Beef heart cytochromec oxidase was reconstituted in asolectin liposomes containing the pH indicator fluorescein-phosphatidylethanolamine (FPE) by the cholate-dialysis procedure. The influence of PFE on the asolectin liposome size and of the removal of subunit III from the complex on its incorporation into liposomes was analyzed by freeze-fracture electron microscopy. Samples were frozen without the addition of cryoprotectants. The vesicle size distribution of native enzyme reconstituted into asolectin liposomes was homogenous, 84% of the population having a diameter of 14–37 ± 7.5 mm. The preparation containing FPE had a similar vesicle size distribution, but with bigger diameter range (20–50 nm).
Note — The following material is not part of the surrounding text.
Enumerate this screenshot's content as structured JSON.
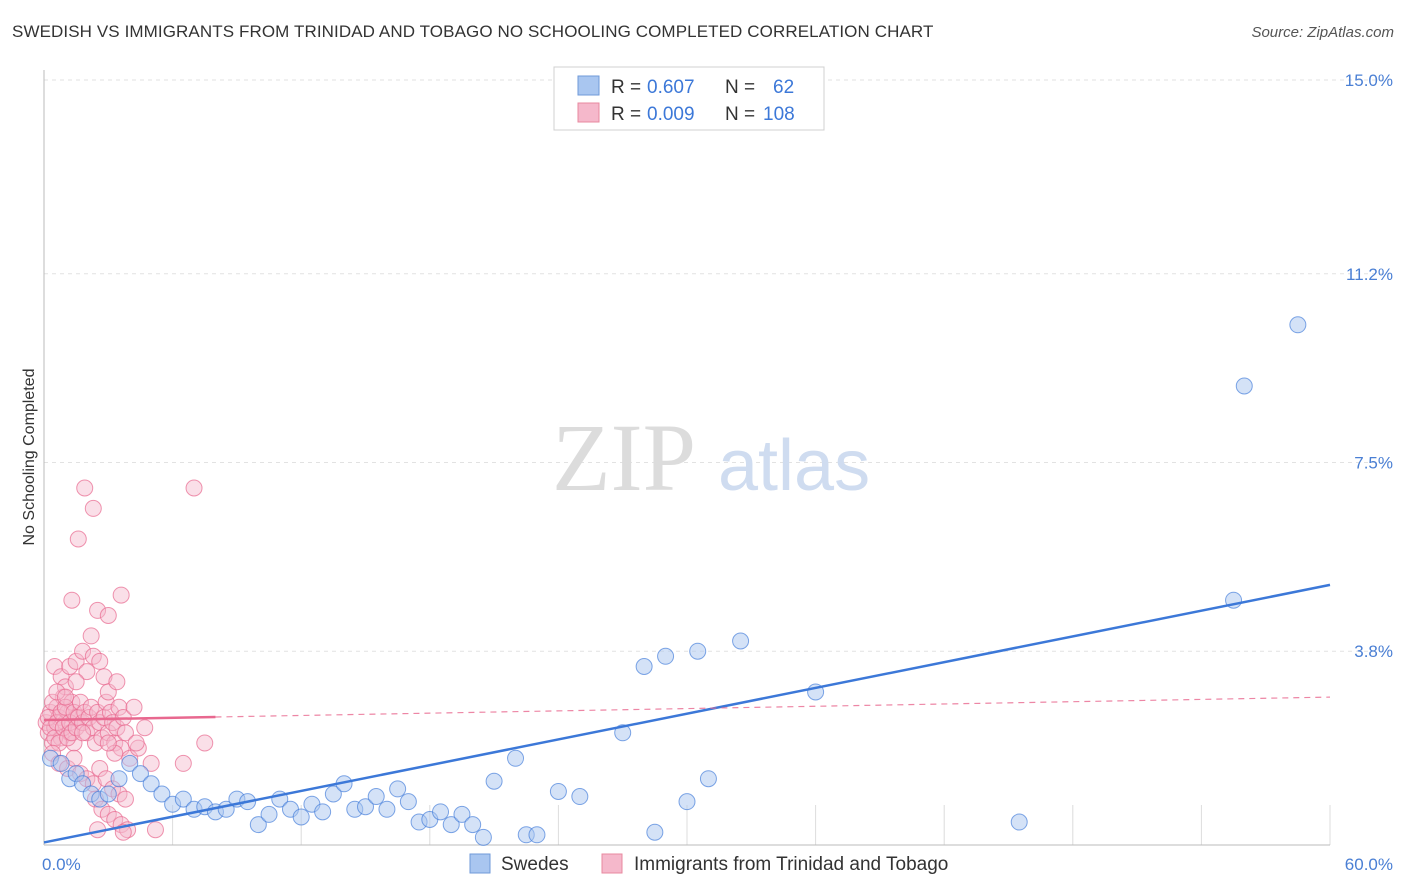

In all three different types of proteoliposome preparations the majority of particles containing vesicles was found to have 1 particle (42–81%). The absence of subunit III did not influence the incorporation of the enzyme into the liposomes and was as good as the preparation with native enzyme (>99%). Therefore we conclude that the suppression of the proton pump activity was due to the intrinsic properties of subunit III and not to defective incorporation into artificial membrane systems.Dedicated to the memory of Dr. R. P. Casey.